Direct Financial Loss

Defamatory statements against you can lead to a direct financial loss. For example, negative statements made against you may influence your boss to demote you or deny you a deserved promotion. Another example is when the defamatory statements cause a business partner to pull out of a contract with your company. Lastly, such negative statements may even cause a potential employer to reject your application. Such forms of financial losses are easy to calculate and should form part of your damages.

Seriousness of the Allegations

The seriousness of the allegations will also influence the damages you can be awarded. Most courts award punitive damages in cases of extremely serious allegations. For example, when a person calls you a pedophile, and you manage to prove that the allegation is false, you may succeed in getting the court to include punitive damages in its judgment. After all, being accused of a sexual crime against children is a serious issue that can easily end your career and your life as you know it. The probability of getting a punitive damage is even higher if you can prove that the defendant acted with malice, for example, if they knew that they were lying by making the statement.

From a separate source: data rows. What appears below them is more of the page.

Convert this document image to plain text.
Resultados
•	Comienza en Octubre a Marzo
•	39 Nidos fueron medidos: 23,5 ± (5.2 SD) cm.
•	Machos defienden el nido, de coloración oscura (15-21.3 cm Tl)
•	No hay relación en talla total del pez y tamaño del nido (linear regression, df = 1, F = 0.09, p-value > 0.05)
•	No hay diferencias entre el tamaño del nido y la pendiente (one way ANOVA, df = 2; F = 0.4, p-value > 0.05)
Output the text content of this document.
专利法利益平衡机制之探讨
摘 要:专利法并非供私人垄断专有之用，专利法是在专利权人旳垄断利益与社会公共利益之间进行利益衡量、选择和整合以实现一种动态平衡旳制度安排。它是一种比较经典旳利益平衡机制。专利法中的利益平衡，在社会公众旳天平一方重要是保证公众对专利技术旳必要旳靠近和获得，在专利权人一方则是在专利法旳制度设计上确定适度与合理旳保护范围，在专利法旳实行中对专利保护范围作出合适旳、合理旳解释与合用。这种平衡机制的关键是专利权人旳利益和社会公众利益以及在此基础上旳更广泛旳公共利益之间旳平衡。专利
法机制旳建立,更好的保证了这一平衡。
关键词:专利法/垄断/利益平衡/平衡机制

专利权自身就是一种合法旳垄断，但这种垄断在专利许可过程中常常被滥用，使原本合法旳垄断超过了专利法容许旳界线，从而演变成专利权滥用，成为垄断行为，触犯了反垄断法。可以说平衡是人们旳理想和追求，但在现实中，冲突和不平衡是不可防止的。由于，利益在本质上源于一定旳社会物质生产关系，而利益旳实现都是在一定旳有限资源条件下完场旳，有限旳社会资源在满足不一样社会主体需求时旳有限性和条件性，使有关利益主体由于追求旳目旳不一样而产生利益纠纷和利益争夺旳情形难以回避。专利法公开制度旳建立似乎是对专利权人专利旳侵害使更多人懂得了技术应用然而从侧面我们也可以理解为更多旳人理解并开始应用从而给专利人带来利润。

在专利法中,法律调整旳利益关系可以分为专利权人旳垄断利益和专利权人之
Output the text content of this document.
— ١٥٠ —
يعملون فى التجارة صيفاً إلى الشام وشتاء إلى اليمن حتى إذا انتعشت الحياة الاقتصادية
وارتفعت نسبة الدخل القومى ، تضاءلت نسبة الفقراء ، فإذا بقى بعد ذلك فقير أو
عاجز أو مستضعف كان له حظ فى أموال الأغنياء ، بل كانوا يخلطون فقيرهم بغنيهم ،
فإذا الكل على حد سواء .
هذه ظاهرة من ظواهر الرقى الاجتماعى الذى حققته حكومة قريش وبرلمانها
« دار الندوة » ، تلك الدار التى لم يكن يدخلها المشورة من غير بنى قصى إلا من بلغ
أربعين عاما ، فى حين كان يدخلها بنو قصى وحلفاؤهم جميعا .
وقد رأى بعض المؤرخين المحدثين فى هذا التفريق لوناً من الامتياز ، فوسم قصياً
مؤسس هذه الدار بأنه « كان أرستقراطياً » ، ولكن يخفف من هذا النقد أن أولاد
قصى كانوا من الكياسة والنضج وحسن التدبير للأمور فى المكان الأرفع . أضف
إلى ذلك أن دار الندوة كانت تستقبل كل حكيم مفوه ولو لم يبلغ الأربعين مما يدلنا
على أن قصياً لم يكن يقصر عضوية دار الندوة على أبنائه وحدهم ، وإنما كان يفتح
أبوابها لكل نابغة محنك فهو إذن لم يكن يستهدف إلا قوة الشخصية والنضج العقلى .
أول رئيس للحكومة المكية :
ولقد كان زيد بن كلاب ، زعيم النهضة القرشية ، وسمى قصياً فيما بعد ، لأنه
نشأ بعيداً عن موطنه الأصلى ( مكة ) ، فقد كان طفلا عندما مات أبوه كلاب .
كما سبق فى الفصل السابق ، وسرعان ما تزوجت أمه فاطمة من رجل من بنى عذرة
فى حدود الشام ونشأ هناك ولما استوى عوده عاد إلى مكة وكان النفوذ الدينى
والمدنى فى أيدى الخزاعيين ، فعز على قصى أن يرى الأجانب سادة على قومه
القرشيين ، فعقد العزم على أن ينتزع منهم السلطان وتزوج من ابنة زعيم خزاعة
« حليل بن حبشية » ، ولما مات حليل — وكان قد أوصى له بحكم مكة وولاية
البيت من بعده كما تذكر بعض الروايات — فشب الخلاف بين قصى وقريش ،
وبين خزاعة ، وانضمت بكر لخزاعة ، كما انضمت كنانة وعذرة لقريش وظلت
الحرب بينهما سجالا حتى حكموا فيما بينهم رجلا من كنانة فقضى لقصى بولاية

Previous Judgments on Similar Cases

Just like other injury cases, the sizes of awards in similar judgments may also influence how much the court awards you if you win your case. Even your injury lawyer will research case precedents when deciding how much to demand from the guilty party.

Mitigative Factors

Lastly, expect the defendant's mitigative actions (if there are any) to reduce the size of your award. For example, a defendant who retracted their story after making false allegations against you may succeed in reducing the award. This is especially possible if the defendant can prove that they made an honest mistake when making the defamatory statement.

As you can see from the above factors, you don't have to settle for a pittance if a person makes defamatory accusations against you. Hand over your case to an experienced injury attorney to calculate the actual worth of your defamatory case and handle your case.